More than 1 in 10 Ontario physicians sought mental health or substance use care annually between 2003 and 2022, with rates remaining stable for 15 years prior to increasing substantially during the COVID-19 pandemic, according to research published in Annals of Internal Medicine.
The population-based cohort study examined 29,662 early- and mid-career physicians registered with the College of Physicians and Surgeons of Ontario between 1990 and 2018. Investigators calculated age-sex standardized annual proportions of physicians with at least one outpatient mental health and substance use (MHSU) visit to a psychiatrist or family physician.
During the prepandemic period, the standardized proportion of physicians with MHSU visits per year remained generally stable, measuring 12.5% from 2003 to 2004 and 12.1% from 2018 to 2019. The proportion increased during the COVID-19 pandemic to 14.6% from 2020 to 2021 and 15.2% from 2021 to 2022 before declining slightly to 14.4% from 2022 to 2023.
Anxiety disorders represented the most common reason for MHSU visits prepandemic, with 8.4% of physicians having at least one visit from 2018 to 2019, followed by mood disorders at 2.4%. During the pandemic, MHSU visits increased for anxiety disorders, adjustment reactions, attention deficit-hyperactivity disorder, and other reasons, while remaining stable for mood and substance use disorders.
MHSU care utilization varied considerably by specialty prior to the pandemic. From 2018 to 2019, psychiatrists demonstrated the highest utilization at 28% compared with 14.2% of family physicians and 9.7% of all other specialty physicians, including 8.0% of medicine physicians and 7.8% of surgeons. During the pandemic, mental health care among physicians increased for all specialties except psychiatry, which remained stable.
Overall, 11% (n = 3,274) of the physicians had one or more outpatient MHSU visits during the study period. The cohort's mean age at study entry was 33.1 years, 52.3% (n = 15,506) of whom were male. Family medicine represented the most common specialty at 38.6% (n = 11,448), followed by medicine at 15.7% (n = 4,643) and surgery at 12.2% (n = 3,623).

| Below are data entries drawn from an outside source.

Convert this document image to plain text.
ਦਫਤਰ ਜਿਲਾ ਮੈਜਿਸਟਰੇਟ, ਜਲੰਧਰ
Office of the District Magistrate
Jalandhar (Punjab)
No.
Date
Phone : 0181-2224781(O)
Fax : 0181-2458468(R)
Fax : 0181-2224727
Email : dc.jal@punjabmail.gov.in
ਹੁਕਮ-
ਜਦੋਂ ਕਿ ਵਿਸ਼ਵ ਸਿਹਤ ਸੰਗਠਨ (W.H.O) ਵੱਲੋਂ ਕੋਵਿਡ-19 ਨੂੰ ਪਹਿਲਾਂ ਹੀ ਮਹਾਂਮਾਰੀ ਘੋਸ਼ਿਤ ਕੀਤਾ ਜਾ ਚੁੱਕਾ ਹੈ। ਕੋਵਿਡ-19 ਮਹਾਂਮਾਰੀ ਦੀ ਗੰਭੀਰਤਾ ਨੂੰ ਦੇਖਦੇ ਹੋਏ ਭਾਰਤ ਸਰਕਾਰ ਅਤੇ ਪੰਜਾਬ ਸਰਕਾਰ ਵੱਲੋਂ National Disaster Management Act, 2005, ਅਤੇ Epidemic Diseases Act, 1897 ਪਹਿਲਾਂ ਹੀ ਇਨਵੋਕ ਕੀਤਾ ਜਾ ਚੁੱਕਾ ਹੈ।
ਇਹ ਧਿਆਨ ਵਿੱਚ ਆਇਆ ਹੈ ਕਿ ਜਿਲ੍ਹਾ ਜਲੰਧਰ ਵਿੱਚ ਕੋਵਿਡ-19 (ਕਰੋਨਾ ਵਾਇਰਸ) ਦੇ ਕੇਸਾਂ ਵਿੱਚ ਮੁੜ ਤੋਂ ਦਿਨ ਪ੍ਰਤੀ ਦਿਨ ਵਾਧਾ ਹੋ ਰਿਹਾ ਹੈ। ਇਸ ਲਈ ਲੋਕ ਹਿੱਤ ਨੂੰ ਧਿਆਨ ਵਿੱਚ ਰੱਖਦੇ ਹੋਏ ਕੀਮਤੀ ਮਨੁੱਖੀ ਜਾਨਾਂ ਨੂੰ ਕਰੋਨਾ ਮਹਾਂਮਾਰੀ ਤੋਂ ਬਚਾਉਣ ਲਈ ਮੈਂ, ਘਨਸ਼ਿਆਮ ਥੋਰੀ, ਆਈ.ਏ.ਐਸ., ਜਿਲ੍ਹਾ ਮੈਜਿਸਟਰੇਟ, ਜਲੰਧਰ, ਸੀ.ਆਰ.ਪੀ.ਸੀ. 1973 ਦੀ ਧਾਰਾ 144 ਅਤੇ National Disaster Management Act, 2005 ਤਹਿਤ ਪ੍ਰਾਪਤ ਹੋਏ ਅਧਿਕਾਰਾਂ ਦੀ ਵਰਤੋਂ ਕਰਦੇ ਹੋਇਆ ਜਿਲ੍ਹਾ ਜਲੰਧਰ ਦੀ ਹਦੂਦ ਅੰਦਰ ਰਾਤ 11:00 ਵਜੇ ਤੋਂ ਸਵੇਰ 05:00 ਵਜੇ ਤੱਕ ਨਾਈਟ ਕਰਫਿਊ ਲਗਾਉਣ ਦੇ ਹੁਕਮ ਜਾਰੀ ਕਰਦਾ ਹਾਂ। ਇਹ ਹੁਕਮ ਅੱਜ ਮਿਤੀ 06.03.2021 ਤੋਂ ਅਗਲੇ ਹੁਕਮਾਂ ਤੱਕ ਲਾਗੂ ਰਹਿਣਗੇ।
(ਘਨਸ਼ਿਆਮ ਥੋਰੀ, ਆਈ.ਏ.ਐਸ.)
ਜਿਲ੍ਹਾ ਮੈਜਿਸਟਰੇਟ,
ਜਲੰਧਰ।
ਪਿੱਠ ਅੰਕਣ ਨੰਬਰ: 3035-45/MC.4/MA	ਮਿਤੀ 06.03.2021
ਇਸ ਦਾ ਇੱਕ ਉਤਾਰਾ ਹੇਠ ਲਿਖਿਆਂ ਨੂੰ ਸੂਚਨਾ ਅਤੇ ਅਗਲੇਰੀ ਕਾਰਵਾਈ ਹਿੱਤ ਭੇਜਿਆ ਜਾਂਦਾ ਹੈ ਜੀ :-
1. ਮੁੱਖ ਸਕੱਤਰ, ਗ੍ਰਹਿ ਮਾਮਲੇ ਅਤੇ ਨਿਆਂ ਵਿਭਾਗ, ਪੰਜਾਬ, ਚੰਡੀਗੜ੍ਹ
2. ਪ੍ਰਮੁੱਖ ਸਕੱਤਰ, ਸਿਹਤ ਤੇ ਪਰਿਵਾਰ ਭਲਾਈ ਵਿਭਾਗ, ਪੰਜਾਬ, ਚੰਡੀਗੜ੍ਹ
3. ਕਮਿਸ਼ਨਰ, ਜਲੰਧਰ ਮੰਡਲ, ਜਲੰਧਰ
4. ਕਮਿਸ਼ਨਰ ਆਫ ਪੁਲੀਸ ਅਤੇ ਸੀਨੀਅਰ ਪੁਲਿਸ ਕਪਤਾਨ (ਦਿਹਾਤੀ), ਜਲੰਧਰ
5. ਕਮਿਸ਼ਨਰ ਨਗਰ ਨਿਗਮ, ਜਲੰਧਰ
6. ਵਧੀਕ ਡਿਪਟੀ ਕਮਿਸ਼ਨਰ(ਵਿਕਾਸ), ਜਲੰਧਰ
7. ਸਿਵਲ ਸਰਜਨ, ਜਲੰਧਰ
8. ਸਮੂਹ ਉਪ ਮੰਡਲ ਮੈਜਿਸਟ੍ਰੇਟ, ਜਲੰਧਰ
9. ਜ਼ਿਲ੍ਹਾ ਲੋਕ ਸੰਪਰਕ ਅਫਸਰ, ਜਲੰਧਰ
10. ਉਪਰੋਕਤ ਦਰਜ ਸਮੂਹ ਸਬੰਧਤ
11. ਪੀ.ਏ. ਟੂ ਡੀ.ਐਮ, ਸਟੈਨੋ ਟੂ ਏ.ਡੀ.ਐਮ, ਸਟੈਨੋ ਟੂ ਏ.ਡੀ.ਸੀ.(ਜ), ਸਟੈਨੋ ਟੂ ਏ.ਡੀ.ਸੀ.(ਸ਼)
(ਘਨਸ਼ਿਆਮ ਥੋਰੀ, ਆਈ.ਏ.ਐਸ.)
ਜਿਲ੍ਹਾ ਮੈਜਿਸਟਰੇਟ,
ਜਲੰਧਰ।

Reasons for MHSU visits remained stable prior to the COVID-19 pandemic, except for attention deficit–hyperactivity disorder, which demonstrated an increasing trend.
"Our findings suggest that current concerns over a physician mental health crisis may not reflect a new crisis but rather highlight a longstanding pattern of adverse physician mental health that was exacerbated during the pandemic," wrote lead study author Maya A. Gibb, MPH, of the Ottawa Hospital Research Institute, and colleagues.
The investigators used College of Physicians and Surgeons of Ontario registration data linked to health administrative data held at ICES (formerly the Institute for Clinical Evaluative Sciences) to identify physicians and capture outpatient MHSU visits. They included early-career physicians in their first 5 years of independent practice and mid-career physicians in their sixth through 15th year of independent practice.
The investigators noted that observed increases in MHSU care during the COVID-19 pandemic among physicians exceeded changes seen in the general Ontario population. They acknowledged study limitations, including inability to distinguish between time and birth cohort trends, lack of accounting for correlation across years from physicians appearing in multiple years, examination of only treatment prevalence rather than symptoms, and exclusion of visits to other health care providers such as psychologists.
The study was supported by ICES, funded through an annual grant from the Ontario Ministry of Health and Ministry of Long-Term Care, and by a Physician Services Incorporated Grant (25-03). Dr. Myran received salary support from a Tier 2 Canada Research Chair in Social Accountability. Disclosure forms are available with the article online.